Are You Ready For a Resolution? Starting Your Business This Year

February 8, 2014

You might recall over a month ago sitting in your living room and deciding this was the year, the year that you finally acted on your entrepreneurial spirit by starting your business.  But weeks later, you are still not sure where to start or what your first step should be.  Arguably, your most important first step is to create a business plan.  Your business plan should describe your idea, detail your operations, and clearly discuss your expectations for the business.  Creating a plan will enable you to see potential risks with your business, thereby allowing you to make revisions before making foreseeable mistakes.  A good, well-written plan can double as a marketing tool, which will enable you to attain the other most important item for your business – capital. 
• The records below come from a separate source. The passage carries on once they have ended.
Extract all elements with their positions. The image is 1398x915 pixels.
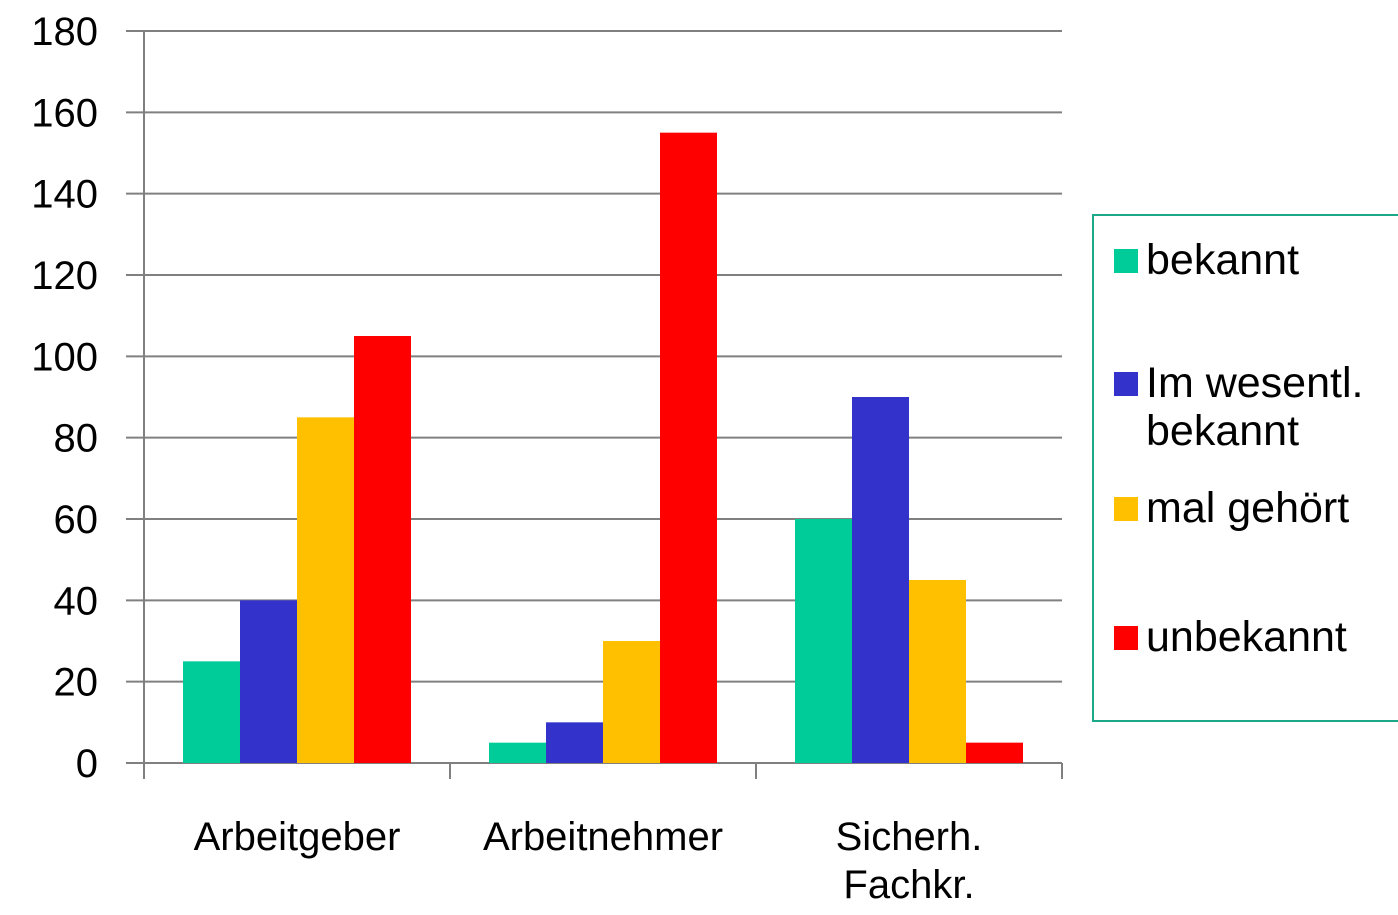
legend-item-bekannt: bekannt <box>1114 236 1299 284</box>
bar-1-series-4 <box>354 336 411 763</box>
bar-3-series-1 <box>795 519 852 763</box>
legend-label-im-wesentl-bekannt: Im wesentl. bekannt <box>1146 359 1364 455</box>
legend-swatch-unbekannt <box>1114 626 1138 650</box>
y-tick-label-0: 0 <box>76 742 98 786</box>
y-tick-label-80: 80 <box>54 417 99 461</box>
bar-2-series-4 <box>660 132 717 763</box>
legend-swatch-im-wesentl-bekannt <box>1114 372 1138 396</box>
legend-item-im-wesentl-bekannt: Im wesentl. bekannt <box>1114 359 1363 455</box>
legend-label-bekannt: bekannt <box>1146 236 1300 284</box>
bar-2-series-2 <box>546 722 603 763</box>
legend-item-unbekannt: unbekannt <box>1114 613 1347 661</box>
legend-swatch-bekannt <box>1114 249 1138 273</box>
bar-2-series-1 <box>489 742 546 763</box>
legend: bekannt Im wesentl. bekannt mal gehört u… <box>1092 214 1398 722</box>
bar-1-series-2 <box>240 600 297 763</box>
x-tick-label-2: Arbeitnehmer <box>483 815 723 859</box>
y-tick-label-60: 60 <box>54 498 99 542</box>
legend-label-mal-gehoert: mal gehört <box>1146 484 1350 532</box>
y-tick-label-100: 100 <box>31 335 98 379</box>
bar-2-series-3 <box>603 641 660 763</box>
bar-3-series-2 <box>852 397 909 763</box>
legend-swatch-mal-gehoert <box>1114 497 1138 521</box>
bars <box>183 132 1023 763</box>
bar-1-series-3 <box>297 417 354 763</box>
x-tick-label-1: Arbeitgeber <box>194 815 401 859</box>
y-tick-label-140: 140 <box>31 173 98 217</box>
bar-3-series-4 <box>966 742 1023 763</box>
y-tick-label-20: 20 <box>54 661 99 705</box>
legend-label-unbekannt: unbekannt <box>1146 613 1347 661</box>
y-tick-label-160: 160 <box>31 91 98 135</box>
y-axis-tick-labels: 0 20 40 60 80 100 120 140 160 180 <box>31 10 98 786</box>
bar-3-series-3 <box>909 580 966 763</box>
y-tick-label-120: 120 <box>31 254 98 298</box>
y-tick-label-180: 180 <box>31 10 98 54</box>
legend-item-mal-gehoert: mal gehört <box>1114 484 1349 532</box>
x-tick-label-3: Sicherh. Fachkr. <box>836 815 983 907</box>
y-tick-label-40: 40 <box>54 579 99 623</box>
x-axis-category-labels: Arbeitgeber Arbeitnehmer Sicherh. Fachkr. <box>194 815 983 907</box>
bar-1-series-1 <box>183 661 240 763</box>
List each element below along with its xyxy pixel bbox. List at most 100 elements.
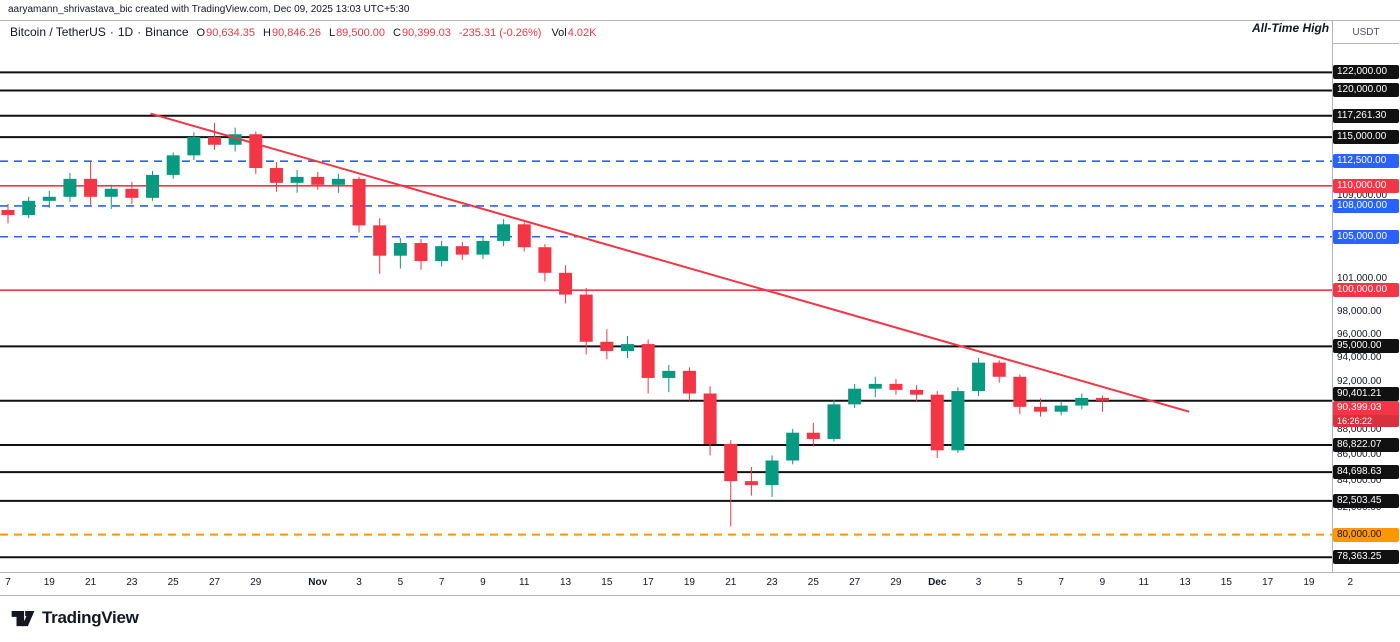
- tradingview-logo-text: TradingView: [42, 608, 139, 627]
- price-axis-label: 98,000.00: [1337, 306, 1382, 318]
- current-price-value: 90,399.03: [1333, 400, 1399, 415]
- candle-body: [910, 389, 924, 395]
- candle-body: [269, 168, 283, 183]
- price-axis-label: 101,000.00: [1337, 273, 1388, 285]
- time-axis-label: Nov: [308, 577, 328, 588]
- candle-body: [868, 383, 882, 389]
- price-axis-label: 86,000.00: [1337, 449, 1382, 461]
- tradingview-logo-icon: [11, 610, 35, 627]
- candle-body: [559, 272, 573, 295]
- current-price-badge: 90,399.03 16:26:22: [1333, 400, 1399, 427]
- candle-body: [930, 394, 944, 451]
- price-line-label: 95,000.00: [1333, 339, 1399, 354]
- price-axis-label: 109,000.00: [1337, 189, 1388, 201]
- time-axis-label: 27: [849, 577, 861, 588]
- price-line-label: 86,822.07: [1333, 437, 1399, 452]
- time-axis-label: 5: [397, 577, 404, 588]
- countdown-timer: 16:26:22: [1333, 414, 1399, 427]
- open-value: 90,634.35: [206, 27, 256, 39]
- chart-top-border: [0, 20, 1400, 21]
- tradingview-logo[interactable]: TradingView: [10, 605, 139, 631]
- time-axis-label: 25: [167, 577, 179, 588]
- time-axis-label: 15: [601, 577, 613, 588]
- low-label: L: [328, 27, 336, 39]
- candle-body: [125, 188, 139, 198]
- candle-body: [311, 176, 325, 185]
- time-axis-label: 27: [208, 577, 221, 588]
- candle-body: [724, 443, 738, 482]
- candle-body: [662, 370, 676, 378]
- open-label: O: [196, 27, 206, 39]
- symbol-legend: Bitcoin / TetherUS · 1D · Binance O 90,6…: [10, 25, 596, 39]
- price-chart[interactable]: [0, 0, 1332, 572]
- time-axis-label: 23: [766, 577, 778, 588]
- legend-separator: ·: [137, 25, 142, 39]
- time-axis-label: 13: [559, 577, 572, 588]
- close-label: C: [393, 27, 401, 39]
- candle-body: [1013, 376, 1027, 407]
- time-axis-label: 2: [1347, 577, 1354, 588]
- price-line-label: 82,503.45: [1333, 493, 1399, 508]
- candle-body: [84, 178, 98, 197]
- time-axis-label: 5: [1017, 577, 1023, 588]
- candle-body: [414, 243, 428, 262]
- time-axis[interactable]: 7 19 21 23 25 27 29 Nov 3 5 7 9 11 13 15 17 19 21 23 25 27 29…: [0, 572, 1400, 596]
- high-label: H: [263, 27, 271, 39]
- price-line-label: 105,000.00: [1333, 229, 1399, 244]
- time-axis-label: Dec: [928, 577, 947, 588]
- interval-label[interactable]: 1D: [117, 25, 134, 39]
- candle-body: [827, 404, 841, 439]
- candle-body: [889, 383, 903, 390]
- candle-body: [786, 432, 800, 461]
- price-line-label: 115,000.00: [1333, 130, 1399, 145]
- time-axis-label: 25: [807, 577, 819, 588]
- time-axis-label: 19: [43, 577, 55, 588]
- time-axis-label: 15: [1220, 577, 1232, 588]
- candle-body: [455, 246, 469, 255]
- price-axis[interactable]: 109,000.00 101,000.00 98,000.00 96,000.00 94…: [1333, 0, 1400, 594]
- candle-body: [290, 176, 304, 183]
- change-value: -235.31 (-0.26%): [458, 27, 542, 39]
- candle-body: [22, 200, 36, 216]
- price-line-label: 78,363.25: [1333, 550, 1399, 565]
- price-axis-label: 84,000.00: [1337, 475, 1382, 487]
- time-axis-label: 23: [126, 577, 138, 588]
- candle-body: [765, 460, 779, 486]
- time-axis-label: 29: [250, 577, 262, 588]
- candle-body: [249, 134, 263, 169]
- time-axis-label: 9: [1099, 577, 1106, 588]
- candle-body: [104, 188, 118, 197]
- time-axis-label: 7: [5, 577, 11, 588]
- price-line-label: 117,261.30: [1333, 108, 1399, 123]
- price-axis-label: 94,000.00: [1337, 351, 1382, 363]
- time-axis-label: 3: [356, 577, 362, 588]
- candle-body: [517, 224, 531, 248]
- candle-body: [373, 225, 387, 256]
- price-line-label: 100,000.00: [1333, 283, 1399, 298]
- price-line-label: 120,000.00: [1333, 83, 1399, 98]
- trendline: [150, 112, 1190, 413]
- candle-body: [42, 196, 56, 201]
- volume-value: 4.02K: [567, 27, 597, 39]
- legend-separator: ·: [109, 25, 114, 39]
- candle-body: [703, 393, 717, 444]
- candle-body: [393, 243, 407, 256]
- time-axis-label: 11: [1138, 577, 1149, 588]
- candle-body: [682, 370, 696, 394]
- candle-body: [806, 432, 820, 439]
- candle-body: [331, 178, 345, 185]
- price-line-label: 80,000.00: [1333, 527, 1399, 542]
- candle-body: [1075, 397, 1089, 406]
- price-line-label: 90,401.21: [1333, 386, 1399, 401]
- candle-body: [1054, 405, 1068, 412]
- candle-body: [744, 481, 758, 486]
- candle-body: [435, 246, 449, 262]
- price-line-label: 84,698.63: [1333, 465, 1399, 480]
- candle-body: [497, 224, 511, 241]
- high-value: 90,846.26: [272, 27, 321, 39]
- candle-body: [476, 240, 490, 255]
- symbol-title[interactable]: Bitcoin / TetherUS: [10, 25, 106, 39]
- candle-body: [641, 344, 655, 378]
- candle-body: [579, 294, 593, 342]
- time-axis-label: 17: [642, 577, 654, 588]
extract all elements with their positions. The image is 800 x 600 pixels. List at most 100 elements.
Capital can come in two forms – debt (loans) or equity (ownership).  Both can be hard to obtain when you are first starting out.  If you decide that you prefer to sell ownership interest by soliciting investors, then you have to consider the type of formation that will work best for your company.  For example, certain business forms limit the number and type of investors that can have an ownership interest.  Additionally, you have to consider your method for seeking investors, the type of investors you are willing to have buy into your company, and the amount of capital you intend to raise.  These factors, among others, affect whether you violate any securities laws and regulations.  Generally, the act of offering and selling ownership interest in a business is subject to securities regulations unless a qualifying exemption applies (and it often does with small businesses). Regardless of your business form, you must file the proper documents required by New York State to show legitimacy to potential investors.

And then there is the four letter word that we both love and hate – debt (or a loan).  Applying for a loan from a traditional bank usually requires an annual statement showing business income for one year, which is practically non-existent for a start-up.  In such cases, friends and family can be good resources.  While you may not feel the need to do so with your mom who will give you the world or your best friend since kindergarten, it is important to document loan transactions because they are treated differently than income under the US tax code.  Failure to evidence the transaction may result in a re-characterization of the funds and result in higher tax liability.  So how do you document loans from your loved ones?    Simple – treat the transaction like any other business deal.  You should draft an agreement that establishes terms for the loan.  It is also a good idea to refer to your business plan to get a sense of when you can start to repay and also to give your “lenders” an idea of what they should expect.  Borrowing from your loved ones doesn’t necessarily mean that you are excused from making disclosures, but rather when you tug on their heart strings, hopefully at the other end is a huge purse.